Oldie, but …?
SchlusswORT VON WULF ROHWEDDER
Eigentlich hatte ich mit Musik-Festivals abgeschlossen: teuer, unpersönlich, durchkommerzialisiert, nur Stress – und die Gefahr, das aus frühen Bandtagen bereits vorgeschädigte Gehör weiter zu ruinieren. Aber dann kam diese Einladung eines ebenso sympathischen wie engagierten Veranstalters inklusive Backstage-Pass – da konnte man doch nicht Nein sagen, zumal das Line-Up zumindest zum Teil aus Schüler- und Studentenzeiten bekannt und geschätzt war.
Hinter der Bühne traf ich einige ältere, gesetzte Herren, die sich sehr höflich und zurückhaltend gaben.

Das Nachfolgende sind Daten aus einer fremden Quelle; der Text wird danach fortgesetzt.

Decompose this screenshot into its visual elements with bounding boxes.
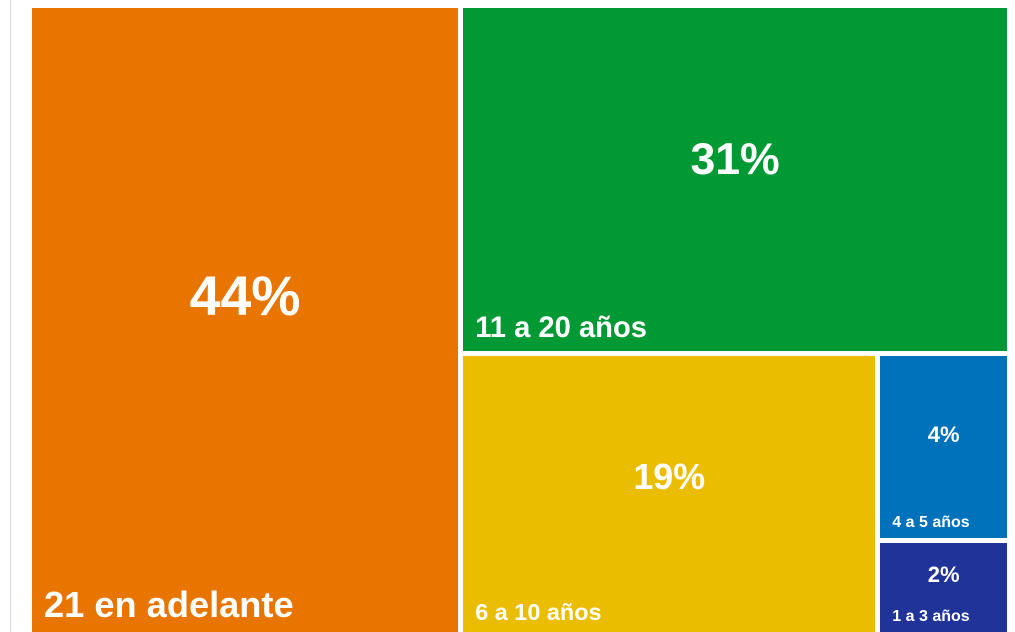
value-label-area: 31% [463,8,1007,312]
value-label: 2% [927,562,960,588]
value-label: 4% [927,422,960,448]
value-label: 44% [189,265,301,328]
value-label-area: 44% [32,8,458,584]
treemap-cell: 19% 6 a 10 años [463,356,876,632]
treemap-cell: 44% 21 en adelante [32,8,459,632]
category-label: 11 a 20 años [475,311,648,344]
value-label-area: 2% [880,543,1007,607]
treemap-cell: 31% 11 a 20 años [463,8,1007,352]
value-label-area: 4% [880,356,1007,514]
category-label: 21 en adelante [44,584,294,626]
border-line [10,0,11,632]
value-label: 31% [690,134,780,184]
category-label: 4 a 5 años [892,513,970,531]
value-label-area: 19% [463,356,875,599]
treemap-cell: 4% 4 a 5 años [880,356,1007,539]
treemap-cell: 2% 1 a 3 años [880,543,1007,632]
category-label: 1 a 3 años [892,607,970,625]
value-label: 19% [633,457,706,498]
category-label: 6 a 10 años [475,599,602,626]
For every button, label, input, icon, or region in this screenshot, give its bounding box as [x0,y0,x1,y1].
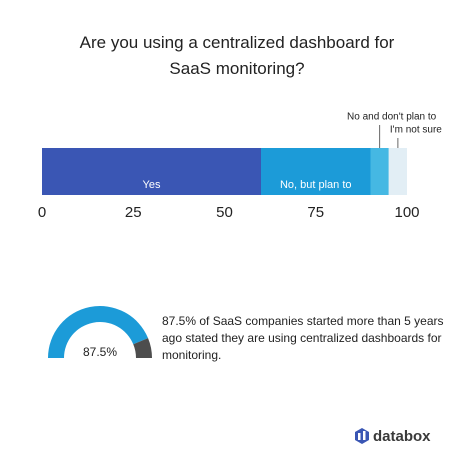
gauge-rest [133,338,152,358]
bar-segment [388,148,407,195]
x-tick-label: 100 [394,204,419,221]
brand-name: databox [373,428,431,445]
x-tick-label: 0 [38,204,46,221]
brand-logo: databox [355,428,431,445]
segment-label: No and don't plan to [347,112,437,123]
logo-bar [358,433,361,440]
x-tick-label: 50 [216,204,233,221]
bar-segment [261,148,371,195]
logo-icon [355,428,369,444]
title-box: Are you using a centralized dashboard fo… [79,33,395,78]
gauge-value [48,306,149,358]
x-tick-label: 25 [125,204,142,221]
bar-segment [370,148,389,195]
segment-label: No, but plan to [280,179,352,191]
gauge-label: 87.5% [83,345,117,359]
bar-segment [42,148,261,195]
chart-title: Are you using a centralized dashboard fo… [79,33,395,78]
segment-label: I'm not sure [390,125,442,136]
logo-bar [363,431,366,440]
gauge-description: 87.5% of SaaS companies started more tha… [162,314,444,362]
x-tick-label: 75 [307,204,324,221]
segment-label: Yes [143,179,161,191]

Örtliche Würdenträger? Nein, eben jene standen kurz danach auf der Bühne, um ihr Rock-Hip Hop-Crossover zu performen. Ein verstohlener, schneller Blick bei Wikipedia verriet: Der Sänger arbeitet zwischenzeitlich als Fachanwalt für Vertrags-, Urheber-, Medien- und Markenrecht und sah auch so aus – wobei auch ein Großteil des Publikums durchaus gutbürgerliches Flair, nun ja, versprühte, wäre wohl das falsche Wort.
Nichtsdestotrotz: Die Show stimmte – mit geschlossenen Augen konnte man sie sich auch 1998 vorstellen. Ist das nun peinlich? Für Kinder und Enkel der Zuschauer vielleicht, wenn die Alten mal so die Sau rauslassen.
Und man ist schließlich immer nur so alt, wie man sich fühlt, oder? Zumindest in meinem Fall ist diese Aussage schwierig, da das gefühlte Alter je nach Tagesform und -zeit um mehrere Jahrzehnte variieren kann. Zudem denke ich, dass jemand, der nahtlos vom Berufsjugendtum in die Altersinfantilität übergeht, sich so manch wertvoller Lebenserfahrung beraubt.
Trotzdem hat jeder den einen oder anderen Ausflug in die Jugend verdient. Warum nicht auch die eigenen Helden aus dieser Zeit feiern – insbesondere, wenn diese beweisen, dass sie es nach wie vor draufhaben und nicht für Autohaus-Eröffnungen oder zweifelhafte Finanzprodukte werben müssen?
In diesem Sinne: Rock on – aber bitte vielleicht nicht ganz so laut. Und Interessierten kann ich für solche Gelegenheiten gern einen professionellen Gehörschutz empfehlen.